Uma das vantagens do trabalho do historiador, em meio a tantas outras desvantagens e limites, é o fato de não termos compromisso exclusivo com a “qualidade literária”. Usamos a literatura como fonte por outros motivos. Por isso, devemos ser curiosos, não nos limitarmos ao que nos foi ensinado. No caminho, encontraremos obras preciosas, mais ou menos esquecidas, mais ou menos marcadas por leituras eivadas de rótulos e desqualificações. Além disso, se sairmos do círculo estreito do cânone, poderemos também descobrir muitas coisas sobre a humanidade, o Brasil, a política, a moral – afinal de contas, o esquecimento tem mais a ver com esse tipo de coisa do que, propriamente, com a consagração ou não de escritores. O que está em jogo são os interditos, à literatura e ao pensamento. Ou seja: quando se controla a literatura por meio de canonizações e esquecimentos o que se estabelece é uma normatização sobre a escrita, a reflexão, a ética, a política.
Para encerrar essa pequena reflexão, alguns exemplos que recolhi durante minhas leituras. No esquecimento devido à questão nacional, incluo autores como Samuel Rawet e José Geraldo Vieira. Quase sumiço do segundo, talvez, motivado por uma crítica de Antônio Candido em que o autor foi desqualificado por ser cosmopolita, alienado, desvinculado das questões nacionais, em plena era do romance social de investigação. O problema não é que Candido tenha escrito isso, o problema está nos leitores de Candido que não se deram ao trabalho de conferir a obra de José Geraldo Vieira, preguiçosos seguidores do mais importante crítico literário do Brasil. E os católicos? Cornélio Pena, Adonias Filho – e, por proximidade ética e temática, Lúcio Cardoso.
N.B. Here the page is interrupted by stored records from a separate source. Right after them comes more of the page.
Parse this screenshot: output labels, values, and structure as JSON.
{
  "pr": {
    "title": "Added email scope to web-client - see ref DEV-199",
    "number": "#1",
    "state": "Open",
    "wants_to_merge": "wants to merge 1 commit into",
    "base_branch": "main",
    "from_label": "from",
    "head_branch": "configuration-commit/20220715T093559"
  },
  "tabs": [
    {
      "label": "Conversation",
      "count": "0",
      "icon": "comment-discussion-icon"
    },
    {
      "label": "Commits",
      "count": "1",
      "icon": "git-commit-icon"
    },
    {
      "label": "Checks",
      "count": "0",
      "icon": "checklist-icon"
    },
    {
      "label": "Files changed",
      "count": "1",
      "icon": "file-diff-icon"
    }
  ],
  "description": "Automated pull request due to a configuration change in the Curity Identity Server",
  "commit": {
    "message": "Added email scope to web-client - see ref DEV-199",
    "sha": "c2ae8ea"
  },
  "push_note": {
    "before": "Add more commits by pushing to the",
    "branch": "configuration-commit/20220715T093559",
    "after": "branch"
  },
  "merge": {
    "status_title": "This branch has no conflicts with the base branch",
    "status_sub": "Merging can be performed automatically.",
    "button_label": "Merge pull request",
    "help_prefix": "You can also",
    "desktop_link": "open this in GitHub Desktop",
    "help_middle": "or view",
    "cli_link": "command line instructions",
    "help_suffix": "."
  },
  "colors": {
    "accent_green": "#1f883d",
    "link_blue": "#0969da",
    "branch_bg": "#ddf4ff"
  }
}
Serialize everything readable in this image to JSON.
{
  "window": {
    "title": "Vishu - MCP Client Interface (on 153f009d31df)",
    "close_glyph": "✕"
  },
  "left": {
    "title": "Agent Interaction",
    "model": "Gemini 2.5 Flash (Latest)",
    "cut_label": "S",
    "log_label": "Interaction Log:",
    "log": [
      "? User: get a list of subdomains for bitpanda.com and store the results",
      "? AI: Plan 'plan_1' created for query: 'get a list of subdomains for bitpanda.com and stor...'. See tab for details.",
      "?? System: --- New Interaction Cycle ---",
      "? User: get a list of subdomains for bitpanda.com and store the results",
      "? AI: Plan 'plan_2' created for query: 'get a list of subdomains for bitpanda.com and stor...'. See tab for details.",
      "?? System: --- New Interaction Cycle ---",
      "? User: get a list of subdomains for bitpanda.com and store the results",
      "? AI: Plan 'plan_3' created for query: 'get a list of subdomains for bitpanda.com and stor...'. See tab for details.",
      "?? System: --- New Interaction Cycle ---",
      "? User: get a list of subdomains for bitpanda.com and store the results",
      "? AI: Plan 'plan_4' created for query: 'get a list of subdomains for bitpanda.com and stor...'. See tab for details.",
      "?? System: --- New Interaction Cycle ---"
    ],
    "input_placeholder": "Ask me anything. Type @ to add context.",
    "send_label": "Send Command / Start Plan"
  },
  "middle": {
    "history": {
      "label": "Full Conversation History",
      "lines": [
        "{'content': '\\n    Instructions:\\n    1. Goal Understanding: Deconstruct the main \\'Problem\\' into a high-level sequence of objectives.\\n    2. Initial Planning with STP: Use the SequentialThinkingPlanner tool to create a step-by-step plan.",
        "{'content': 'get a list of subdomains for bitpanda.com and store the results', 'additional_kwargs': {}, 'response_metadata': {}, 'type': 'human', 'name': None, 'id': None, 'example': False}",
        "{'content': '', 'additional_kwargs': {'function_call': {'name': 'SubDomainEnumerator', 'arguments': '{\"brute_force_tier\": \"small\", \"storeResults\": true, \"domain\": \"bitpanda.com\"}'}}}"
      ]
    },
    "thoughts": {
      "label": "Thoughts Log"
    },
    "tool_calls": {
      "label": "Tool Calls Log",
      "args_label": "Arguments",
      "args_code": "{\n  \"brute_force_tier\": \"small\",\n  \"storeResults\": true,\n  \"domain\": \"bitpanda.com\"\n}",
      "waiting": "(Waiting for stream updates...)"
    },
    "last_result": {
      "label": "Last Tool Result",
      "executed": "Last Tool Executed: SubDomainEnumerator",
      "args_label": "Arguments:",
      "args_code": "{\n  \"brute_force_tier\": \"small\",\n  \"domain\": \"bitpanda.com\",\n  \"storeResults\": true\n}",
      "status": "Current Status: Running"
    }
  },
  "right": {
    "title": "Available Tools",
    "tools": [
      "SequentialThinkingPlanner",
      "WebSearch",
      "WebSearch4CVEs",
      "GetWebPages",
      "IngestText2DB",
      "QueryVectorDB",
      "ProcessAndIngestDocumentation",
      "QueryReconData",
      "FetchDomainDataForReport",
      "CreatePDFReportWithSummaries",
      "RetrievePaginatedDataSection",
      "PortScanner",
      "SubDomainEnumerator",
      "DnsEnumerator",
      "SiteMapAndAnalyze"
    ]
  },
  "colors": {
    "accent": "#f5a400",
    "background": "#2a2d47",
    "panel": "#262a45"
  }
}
Para quem gosta de literatura, além de querer usá-la como fonte, deixo uma observação pessoal: para mim, os três citados escreveram livros infinitamente superiores aos de um autor consagrado como Jorge Amado, por exemplo. E a quem, por se considerar de esquerda, achar que não vale a pena ler obra de pensadores conservadores ou mesmo reacionários, lembro que um dos autores favoritos de Marx era Balzac – e procurem se informar sobre as posições políticas do francês. Aliás, boa parte da melhor literatura não foi feita para corresponder a anseios morais, a defesa de boas causas. Pelo contrário, o compromisso mais marcante da literatura, especialmente aquela que tem muito a nos ensinar, a nós historiadores, é com a densidade humana em todas as suas facetas, aquilo que um amigo meu chama de “dor do tempo”.